Monte Carlo Grand Prix, May 15
If the Monaco Grand Prix was held anywhere other than through the streets of Monte Carlo, it would be rejected out of hand by everyone connected with the Formula One circus.
The road surface leaves a lot to be desired, the width is ludicrous in places, some of the corners are artificially tight, and ‘run-off’ areas are just a state of mind. The pit-lane would not pass an intelligent scrutiny, the paddock is a water-front slum, facilities are primitive and any sort of logical movement about the place is virtually impossible. But, if all the wrongs were righted it would not be Monte Carlo, and without Monte Carlo nobody would want a similar shambles in Nice or Menton.

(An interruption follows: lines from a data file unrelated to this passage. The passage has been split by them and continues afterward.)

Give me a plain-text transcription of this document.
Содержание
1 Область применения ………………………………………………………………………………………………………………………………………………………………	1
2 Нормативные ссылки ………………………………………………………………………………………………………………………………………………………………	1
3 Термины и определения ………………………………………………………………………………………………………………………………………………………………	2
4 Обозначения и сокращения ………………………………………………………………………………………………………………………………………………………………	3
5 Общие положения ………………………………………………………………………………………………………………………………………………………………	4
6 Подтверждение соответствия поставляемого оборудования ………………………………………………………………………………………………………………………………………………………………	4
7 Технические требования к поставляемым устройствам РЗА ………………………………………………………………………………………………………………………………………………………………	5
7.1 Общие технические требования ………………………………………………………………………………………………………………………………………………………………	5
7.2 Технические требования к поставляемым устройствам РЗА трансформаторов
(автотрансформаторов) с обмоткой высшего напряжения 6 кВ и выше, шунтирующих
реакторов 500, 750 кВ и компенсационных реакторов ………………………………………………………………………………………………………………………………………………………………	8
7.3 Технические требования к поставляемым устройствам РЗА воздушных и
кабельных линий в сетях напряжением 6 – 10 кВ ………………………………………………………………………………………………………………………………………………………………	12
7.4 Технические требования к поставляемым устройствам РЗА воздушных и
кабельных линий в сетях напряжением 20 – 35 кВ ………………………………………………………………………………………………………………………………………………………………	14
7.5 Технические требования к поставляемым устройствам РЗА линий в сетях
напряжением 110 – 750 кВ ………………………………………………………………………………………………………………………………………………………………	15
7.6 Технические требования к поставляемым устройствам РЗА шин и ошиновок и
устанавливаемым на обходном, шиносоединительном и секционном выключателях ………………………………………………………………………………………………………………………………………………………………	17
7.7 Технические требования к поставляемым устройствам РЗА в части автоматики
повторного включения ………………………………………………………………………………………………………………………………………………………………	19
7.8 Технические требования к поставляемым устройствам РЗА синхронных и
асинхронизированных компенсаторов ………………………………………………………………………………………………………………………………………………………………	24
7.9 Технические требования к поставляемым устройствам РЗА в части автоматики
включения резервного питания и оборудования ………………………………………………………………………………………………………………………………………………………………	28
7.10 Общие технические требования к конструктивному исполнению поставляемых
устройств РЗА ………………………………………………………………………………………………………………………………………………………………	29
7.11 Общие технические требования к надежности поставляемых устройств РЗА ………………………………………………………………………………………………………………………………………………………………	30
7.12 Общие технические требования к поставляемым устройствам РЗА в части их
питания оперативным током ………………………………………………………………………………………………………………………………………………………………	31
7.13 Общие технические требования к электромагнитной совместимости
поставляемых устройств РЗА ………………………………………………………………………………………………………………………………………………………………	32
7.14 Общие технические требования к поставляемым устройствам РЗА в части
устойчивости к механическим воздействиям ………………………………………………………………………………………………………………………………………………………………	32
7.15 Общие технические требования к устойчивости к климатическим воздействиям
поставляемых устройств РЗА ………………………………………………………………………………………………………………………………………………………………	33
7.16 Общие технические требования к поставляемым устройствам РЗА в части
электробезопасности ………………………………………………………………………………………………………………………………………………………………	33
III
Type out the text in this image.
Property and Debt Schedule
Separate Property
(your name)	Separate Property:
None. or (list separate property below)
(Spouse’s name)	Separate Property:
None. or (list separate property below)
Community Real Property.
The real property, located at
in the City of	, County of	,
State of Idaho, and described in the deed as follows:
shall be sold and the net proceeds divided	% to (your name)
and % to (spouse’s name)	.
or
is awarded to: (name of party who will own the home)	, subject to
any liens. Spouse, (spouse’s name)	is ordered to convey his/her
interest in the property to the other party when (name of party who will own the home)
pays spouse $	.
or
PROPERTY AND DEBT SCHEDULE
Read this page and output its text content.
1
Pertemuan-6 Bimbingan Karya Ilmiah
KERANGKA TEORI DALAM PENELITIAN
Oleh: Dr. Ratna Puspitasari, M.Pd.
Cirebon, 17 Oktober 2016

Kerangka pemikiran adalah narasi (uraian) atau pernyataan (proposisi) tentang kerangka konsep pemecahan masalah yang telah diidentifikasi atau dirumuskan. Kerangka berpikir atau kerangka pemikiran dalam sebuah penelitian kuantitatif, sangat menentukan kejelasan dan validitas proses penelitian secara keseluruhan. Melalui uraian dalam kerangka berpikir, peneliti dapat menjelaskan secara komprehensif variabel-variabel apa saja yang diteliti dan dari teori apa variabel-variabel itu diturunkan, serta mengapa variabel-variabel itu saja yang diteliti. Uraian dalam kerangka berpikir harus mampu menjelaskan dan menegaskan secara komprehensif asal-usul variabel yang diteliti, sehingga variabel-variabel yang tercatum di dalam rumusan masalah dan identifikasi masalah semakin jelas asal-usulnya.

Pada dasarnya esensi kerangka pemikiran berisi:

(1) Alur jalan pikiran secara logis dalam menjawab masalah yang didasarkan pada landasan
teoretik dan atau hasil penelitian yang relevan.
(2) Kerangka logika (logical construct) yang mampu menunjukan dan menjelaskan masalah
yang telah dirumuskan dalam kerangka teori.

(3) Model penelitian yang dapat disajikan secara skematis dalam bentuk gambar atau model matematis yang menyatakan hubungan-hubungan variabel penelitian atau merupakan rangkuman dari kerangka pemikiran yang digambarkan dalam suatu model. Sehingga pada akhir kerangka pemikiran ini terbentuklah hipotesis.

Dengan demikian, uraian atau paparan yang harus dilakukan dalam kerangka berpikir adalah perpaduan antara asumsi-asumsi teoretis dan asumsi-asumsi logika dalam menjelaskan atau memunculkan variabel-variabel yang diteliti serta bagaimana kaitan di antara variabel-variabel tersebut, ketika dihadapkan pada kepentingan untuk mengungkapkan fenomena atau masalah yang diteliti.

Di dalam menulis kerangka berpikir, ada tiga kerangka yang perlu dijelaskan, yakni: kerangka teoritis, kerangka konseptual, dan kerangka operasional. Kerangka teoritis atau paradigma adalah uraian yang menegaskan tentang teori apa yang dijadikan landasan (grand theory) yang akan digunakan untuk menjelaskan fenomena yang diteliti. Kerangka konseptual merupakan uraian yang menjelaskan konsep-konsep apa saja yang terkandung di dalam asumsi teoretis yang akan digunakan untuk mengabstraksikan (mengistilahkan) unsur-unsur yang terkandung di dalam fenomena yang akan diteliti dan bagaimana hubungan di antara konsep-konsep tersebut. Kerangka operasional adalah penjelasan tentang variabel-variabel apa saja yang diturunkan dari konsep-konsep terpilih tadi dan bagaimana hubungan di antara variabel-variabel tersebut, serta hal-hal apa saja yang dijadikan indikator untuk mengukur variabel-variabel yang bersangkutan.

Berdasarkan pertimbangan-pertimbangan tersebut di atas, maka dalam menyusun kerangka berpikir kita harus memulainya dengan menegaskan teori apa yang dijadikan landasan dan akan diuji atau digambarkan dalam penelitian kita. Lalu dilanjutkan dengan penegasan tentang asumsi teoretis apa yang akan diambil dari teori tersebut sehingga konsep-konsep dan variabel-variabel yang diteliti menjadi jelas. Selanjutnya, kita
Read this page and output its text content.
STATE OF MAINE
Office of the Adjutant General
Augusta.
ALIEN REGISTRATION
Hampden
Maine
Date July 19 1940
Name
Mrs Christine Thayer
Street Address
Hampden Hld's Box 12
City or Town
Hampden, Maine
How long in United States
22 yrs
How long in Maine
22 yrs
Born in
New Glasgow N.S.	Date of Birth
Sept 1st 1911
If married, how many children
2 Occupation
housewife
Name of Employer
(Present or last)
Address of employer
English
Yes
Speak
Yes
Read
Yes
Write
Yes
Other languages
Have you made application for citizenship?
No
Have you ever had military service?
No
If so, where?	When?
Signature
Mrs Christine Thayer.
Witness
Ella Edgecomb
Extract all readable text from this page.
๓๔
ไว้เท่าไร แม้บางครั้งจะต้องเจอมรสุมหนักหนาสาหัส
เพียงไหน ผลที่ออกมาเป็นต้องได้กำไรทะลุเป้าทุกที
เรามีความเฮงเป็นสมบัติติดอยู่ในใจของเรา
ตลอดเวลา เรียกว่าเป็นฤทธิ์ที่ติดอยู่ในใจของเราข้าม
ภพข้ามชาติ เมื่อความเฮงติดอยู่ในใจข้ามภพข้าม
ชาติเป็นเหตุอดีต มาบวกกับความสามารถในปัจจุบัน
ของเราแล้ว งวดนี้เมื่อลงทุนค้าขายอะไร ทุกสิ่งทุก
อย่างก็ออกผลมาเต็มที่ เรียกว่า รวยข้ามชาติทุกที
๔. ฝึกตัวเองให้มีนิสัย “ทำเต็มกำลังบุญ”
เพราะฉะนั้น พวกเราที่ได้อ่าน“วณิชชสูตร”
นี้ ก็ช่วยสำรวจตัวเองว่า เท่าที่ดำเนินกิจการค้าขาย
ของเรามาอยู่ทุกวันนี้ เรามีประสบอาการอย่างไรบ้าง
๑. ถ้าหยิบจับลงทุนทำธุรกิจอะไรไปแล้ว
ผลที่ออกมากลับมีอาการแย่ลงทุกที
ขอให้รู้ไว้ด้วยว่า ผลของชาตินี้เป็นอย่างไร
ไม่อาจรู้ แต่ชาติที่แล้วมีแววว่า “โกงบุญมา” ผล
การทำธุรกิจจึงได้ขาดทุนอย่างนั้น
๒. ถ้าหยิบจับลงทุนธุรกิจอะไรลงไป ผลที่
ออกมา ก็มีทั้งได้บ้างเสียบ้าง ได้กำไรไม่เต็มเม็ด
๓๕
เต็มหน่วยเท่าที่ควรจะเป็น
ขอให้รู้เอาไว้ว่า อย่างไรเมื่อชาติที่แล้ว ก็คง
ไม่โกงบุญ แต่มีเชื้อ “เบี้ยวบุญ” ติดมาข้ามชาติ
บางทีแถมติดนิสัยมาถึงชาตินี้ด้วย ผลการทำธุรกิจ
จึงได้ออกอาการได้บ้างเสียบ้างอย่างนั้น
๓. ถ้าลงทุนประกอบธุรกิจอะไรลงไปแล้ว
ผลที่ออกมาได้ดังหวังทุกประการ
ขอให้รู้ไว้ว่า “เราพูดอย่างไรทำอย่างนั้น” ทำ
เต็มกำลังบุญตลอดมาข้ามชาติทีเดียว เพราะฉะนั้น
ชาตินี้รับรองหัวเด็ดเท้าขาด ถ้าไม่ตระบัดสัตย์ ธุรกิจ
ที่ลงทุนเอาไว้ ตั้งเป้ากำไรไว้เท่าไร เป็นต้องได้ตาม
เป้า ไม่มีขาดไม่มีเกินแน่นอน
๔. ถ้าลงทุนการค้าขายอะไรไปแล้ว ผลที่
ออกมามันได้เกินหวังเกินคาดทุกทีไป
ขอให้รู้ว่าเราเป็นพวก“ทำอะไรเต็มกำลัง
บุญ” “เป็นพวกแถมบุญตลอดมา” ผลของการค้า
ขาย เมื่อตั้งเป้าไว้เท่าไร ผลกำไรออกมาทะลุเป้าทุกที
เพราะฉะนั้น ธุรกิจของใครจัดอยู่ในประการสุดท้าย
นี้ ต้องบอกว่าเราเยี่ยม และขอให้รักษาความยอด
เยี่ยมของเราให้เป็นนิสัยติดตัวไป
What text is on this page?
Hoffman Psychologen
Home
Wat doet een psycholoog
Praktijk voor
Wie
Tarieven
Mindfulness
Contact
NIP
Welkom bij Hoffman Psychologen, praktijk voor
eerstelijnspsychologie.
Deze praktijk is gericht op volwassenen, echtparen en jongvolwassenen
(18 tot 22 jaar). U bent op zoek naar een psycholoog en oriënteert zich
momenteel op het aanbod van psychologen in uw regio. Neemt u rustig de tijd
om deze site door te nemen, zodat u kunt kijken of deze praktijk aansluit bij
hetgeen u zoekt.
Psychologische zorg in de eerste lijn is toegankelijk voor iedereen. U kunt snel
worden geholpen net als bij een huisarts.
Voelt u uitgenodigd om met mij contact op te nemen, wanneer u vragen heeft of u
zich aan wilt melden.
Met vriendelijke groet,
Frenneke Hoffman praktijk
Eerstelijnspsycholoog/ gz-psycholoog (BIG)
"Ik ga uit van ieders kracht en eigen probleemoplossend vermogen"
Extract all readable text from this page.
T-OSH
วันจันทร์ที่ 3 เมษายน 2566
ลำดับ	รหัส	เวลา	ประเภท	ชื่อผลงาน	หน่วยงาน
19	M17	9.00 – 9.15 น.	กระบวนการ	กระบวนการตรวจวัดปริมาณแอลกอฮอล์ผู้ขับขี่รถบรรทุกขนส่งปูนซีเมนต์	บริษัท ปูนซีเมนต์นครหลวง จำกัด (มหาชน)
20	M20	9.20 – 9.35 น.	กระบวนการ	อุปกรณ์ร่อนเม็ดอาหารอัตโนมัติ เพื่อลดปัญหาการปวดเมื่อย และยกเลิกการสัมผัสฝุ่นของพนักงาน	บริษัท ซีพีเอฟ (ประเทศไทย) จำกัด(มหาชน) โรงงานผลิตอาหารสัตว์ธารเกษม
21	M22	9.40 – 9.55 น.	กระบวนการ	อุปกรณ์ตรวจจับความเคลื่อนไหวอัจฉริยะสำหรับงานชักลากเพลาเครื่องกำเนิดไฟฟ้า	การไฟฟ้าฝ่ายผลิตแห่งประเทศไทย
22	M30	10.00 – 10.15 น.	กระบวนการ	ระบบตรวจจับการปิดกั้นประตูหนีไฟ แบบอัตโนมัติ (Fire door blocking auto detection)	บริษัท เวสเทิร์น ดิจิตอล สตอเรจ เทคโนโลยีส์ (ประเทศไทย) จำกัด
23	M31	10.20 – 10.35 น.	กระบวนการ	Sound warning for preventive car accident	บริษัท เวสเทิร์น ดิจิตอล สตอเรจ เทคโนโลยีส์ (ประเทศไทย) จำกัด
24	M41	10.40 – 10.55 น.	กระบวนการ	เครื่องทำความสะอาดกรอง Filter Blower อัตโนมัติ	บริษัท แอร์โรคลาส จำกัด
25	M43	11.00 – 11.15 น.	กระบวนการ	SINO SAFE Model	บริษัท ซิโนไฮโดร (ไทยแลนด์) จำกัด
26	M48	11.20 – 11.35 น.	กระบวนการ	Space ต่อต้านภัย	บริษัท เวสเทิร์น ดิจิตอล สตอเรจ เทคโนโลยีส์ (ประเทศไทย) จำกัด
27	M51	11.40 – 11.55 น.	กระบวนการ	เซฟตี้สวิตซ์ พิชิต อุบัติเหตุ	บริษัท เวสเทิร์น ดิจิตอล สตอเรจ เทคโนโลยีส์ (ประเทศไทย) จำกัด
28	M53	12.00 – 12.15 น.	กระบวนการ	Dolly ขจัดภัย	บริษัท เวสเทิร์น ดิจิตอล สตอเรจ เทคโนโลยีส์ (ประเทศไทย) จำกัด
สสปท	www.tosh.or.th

Apart from being a tax-haven for the rich and a convenient home for international ‘travellers’ of non fixed abode, Monaco thrives on other people’s money – and the world of Formula One is a good customer, the teams causing their sponsors to spend money like it was going out of fashion.
The bigger and more ostentatious you can be in flaunting your wealth and influence, the more successful you are considered to be by your rival’s Public Relations Department. And all in the warm, colourful, exotic atmosphere of the south of France: except that this year we hardly saw the sun, and the rain made even the most ostentatious display look tawdry.
Ferrari’s Gerhard Berger lined up 3rd on the grid behind the McLarens
Being a law unto itself, the Automobile Club of Monaco manages to have Formula One practice and qualifying on Thursday and Saturday, whereas any other country has to have it on Friday and Saturday. On Sunday it contrives to start its race at 3.30pm, just to be different. But Monaco is Monaco, and if you want to run a Grand Prix round the streets you have to make allowances – and then some.
As there is no pre-race testing allowed, the first morning of official practice is usually used to bed in the circuit, the cars blowing away the dust, forcing a clear line through the streets where no racing car has been for a year, and coating that line with rubber. At least, that is what normally happens: this year it rained most of Thursday, so qualifying was rather inconclusive for some, though not for all.
Honda produced two versions of its latest turbocharged V6 engine, one more suited to the characteristics of the circuit than the other, and Lotus and McLaren each had a pair to try. The McLaren team was in a class of its own, depressing all the opposition even on the wet track, and even more so as the track started to dry out at the end of the qualifying hour.
Even within McLaren there was first and second divisions, for Senna was also in a class of his own, almost two seconds faster than his team-mate Alain Prost.
With 31 entries, one had to be eliminated, and on Thursday this was done by rules. Certain drivers had to pre-qualify during the morning testing, the slowest being dropped, and these drivers had to stop and have their cars’ weight checked every time they re-entered the pit-lane. Stefano Modena forgot to do this with the EuroBrun, so he was disqualified. Four more had to be eliminated before the race and this was done on qualifying lap-times up to 2pm on Saturday.
After more rain, Thursday evening and yet more on Friday, the weather took a slight turn for the better on Saturday. After a grey and cool test-session on Saturday afternoon. As can be imagined, there was something of a rush to get out and record a qualifying lap.
Wet or dry made little difference to Ayrton Senna, who was still in a class of his own. FIA restrictions on boost-pressure from the 4-bar of last year to the 2.5 bar of this year seemed to change little, McLaren and Senna finding reserves of speed elsewhere. Pole position this year for Senna was 1min 23.998sec, against last year’s pole time by Nigel Mansell in the Williams-Honda of 1min 23.039 sec. Senna’s team-mate was one-and-a-half seconds slower, while the rest were happy to be within four seconds of the flying Brazilian.
Senna leads at the start
The four drivers eliminated were Nakajima (Lotus), Schneider (Zakspeed), Campos (Minardi) and Bailey (Tyrrell). The fastest 3.5-litre non-turbo car was Mansell’s Williams-Judd in fifth place, and ‘those who profess to know’ had predicted that the non-turbo cars had a good chance of success round the streets of Monte Carlo! If they did have an advantage it was not noticeable.
Rain returned on Sunday morning, but did not develop, though it ruined the 30-minute ‘warm-up’ session and everyone had to prepare for the race with very little knowledge of what they were really trying to do. The attitude of most people was to try not to be lapped by Senna too often.
The 78-lap race was due to start at 3.30pm, but for some their troubles began before then. On his way round the circuit to the ‘dummy-grid’ Arnoux’s Ligier-Judd V8 died on him, and he had to make his way back to the pits and take the start from the pit-lane in the spare Ligier. When Senna led the remaining cars round on the parade-lap Streiff was in trouble with the accelerator pedal on the AGS-Cosworth DFZ and instead of taking his place on the grid, he disappeared into the pit-lane, never to be seen again. We were down to 24 cars and the race hadn’t started.